Emerge dunque evidente come, oltre a risultare formulate secondo un modello difforme da quello delineato all’art. 366 c.p.c., comma 1, n. 6, le deduzioni del ricorrente in realtà si risolvano nella mera inammissibile sollecitazione – cercando di superare i limiti istituzionali del giudizio di legittimità – di un nuovo giudizio di merito, in contrasto con il fermo principio di questa Corte secondo cui il giudizio di legittimità non è un giudizio di merito nel quale possano sottoporsi all’attenzione dei giudici della Corte Suprema di Cassazione elementi di fatto già considerati dai giudici di merito, al fine di pervenire a un diverso apprezzamento dei medesimi.

Le spese del giudizio di cassazione, liquidate come in dispositivo in favore ciascuno dei controricorrenti Comune di Desio e Assicuratori dei Lloyd’s, seguono la soccombenza.

Non è viceversa a farsi luogo a pronunzia in ordine alle spese del giudizio di cassazione in favore degli altri intimati, non avendo i medesimi svolto attività difensiva.

P.Q.M.

La Corte dichiara inammissibile il ricorso. Condanna il ricorrente al pagamento delle spese del giudizio di cassazione, che liquida in complessivi Euro 8.000,00, di cui Euro 7.800,00 per onorari, oltre a spese generali ed accessori come per legge, in favore di ciascuno dei controricorrenti Comune di Desio e Assicuratori dei Lloyd’s.

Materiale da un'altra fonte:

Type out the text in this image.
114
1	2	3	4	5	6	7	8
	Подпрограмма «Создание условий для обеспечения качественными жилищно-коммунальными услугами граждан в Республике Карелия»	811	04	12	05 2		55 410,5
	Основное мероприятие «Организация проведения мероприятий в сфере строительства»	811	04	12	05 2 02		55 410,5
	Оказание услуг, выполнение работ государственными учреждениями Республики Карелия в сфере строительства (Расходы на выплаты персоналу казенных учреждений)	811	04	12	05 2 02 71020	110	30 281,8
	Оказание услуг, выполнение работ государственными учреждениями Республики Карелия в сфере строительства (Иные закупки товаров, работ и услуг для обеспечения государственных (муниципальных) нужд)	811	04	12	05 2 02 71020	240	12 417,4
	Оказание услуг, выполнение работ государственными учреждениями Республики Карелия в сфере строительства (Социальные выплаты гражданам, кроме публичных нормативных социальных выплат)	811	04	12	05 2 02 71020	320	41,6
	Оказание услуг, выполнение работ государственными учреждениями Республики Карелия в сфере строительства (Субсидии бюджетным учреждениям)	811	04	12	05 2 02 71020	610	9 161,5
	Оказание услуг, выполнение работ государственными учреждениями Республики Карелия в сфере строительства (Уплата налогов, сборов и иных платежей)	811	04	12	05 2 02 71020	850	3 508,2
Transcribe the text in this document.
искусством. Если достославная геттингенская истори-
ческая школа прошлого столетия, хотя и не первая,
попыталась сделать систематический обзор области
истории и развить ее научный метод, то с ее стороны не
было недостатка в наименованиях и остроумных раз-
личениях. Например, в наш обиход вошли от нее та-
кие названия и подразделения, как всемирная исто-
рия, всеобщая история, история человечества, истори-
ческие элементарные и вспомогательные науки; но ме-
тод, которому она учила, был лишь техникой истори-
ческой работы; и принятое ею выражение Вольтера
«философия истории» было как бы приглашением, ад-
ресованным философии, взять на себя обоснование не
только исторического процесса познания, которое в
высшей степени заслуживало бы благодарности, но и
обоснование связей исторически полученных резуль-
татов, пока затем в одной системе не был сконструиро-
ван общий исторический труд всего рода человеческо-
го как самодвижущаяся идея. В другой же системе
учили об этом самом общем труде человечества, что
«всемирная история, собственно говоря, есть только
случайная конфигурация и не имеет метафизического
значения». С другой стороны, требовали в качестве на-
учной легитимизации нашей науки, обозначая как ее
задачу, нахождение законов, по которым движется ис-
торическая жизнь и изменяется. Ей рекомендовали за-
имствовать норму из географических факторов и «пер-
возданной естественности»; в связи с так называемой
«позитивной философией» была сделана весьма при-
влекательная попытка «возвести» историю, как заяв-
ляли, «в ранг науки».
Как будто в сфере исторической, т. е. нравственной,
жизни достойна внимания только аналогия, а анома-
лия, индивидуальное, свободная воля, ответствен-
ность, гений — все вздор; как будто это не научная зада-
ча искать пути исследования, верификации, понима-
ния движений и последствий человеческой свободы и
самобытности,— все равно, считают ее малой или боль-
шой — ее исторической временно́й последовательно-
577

Ai sensi del D.P.R. 30 maggio 2002, n. 115, art. 13, comma 1 quater, come modif. dalla L. 24 dicembre 2012, n. 228, dà atto della sussistenza dei presupposti per il versamento da parte del ricorrente dell’ulteriore importo a titolo di contributo unificato, pari a quello dovuto per il ricorso a norma dello stesso art. 13, del comma 1 -bis.

Così deciso in Roma, il 12 febbraio 2019.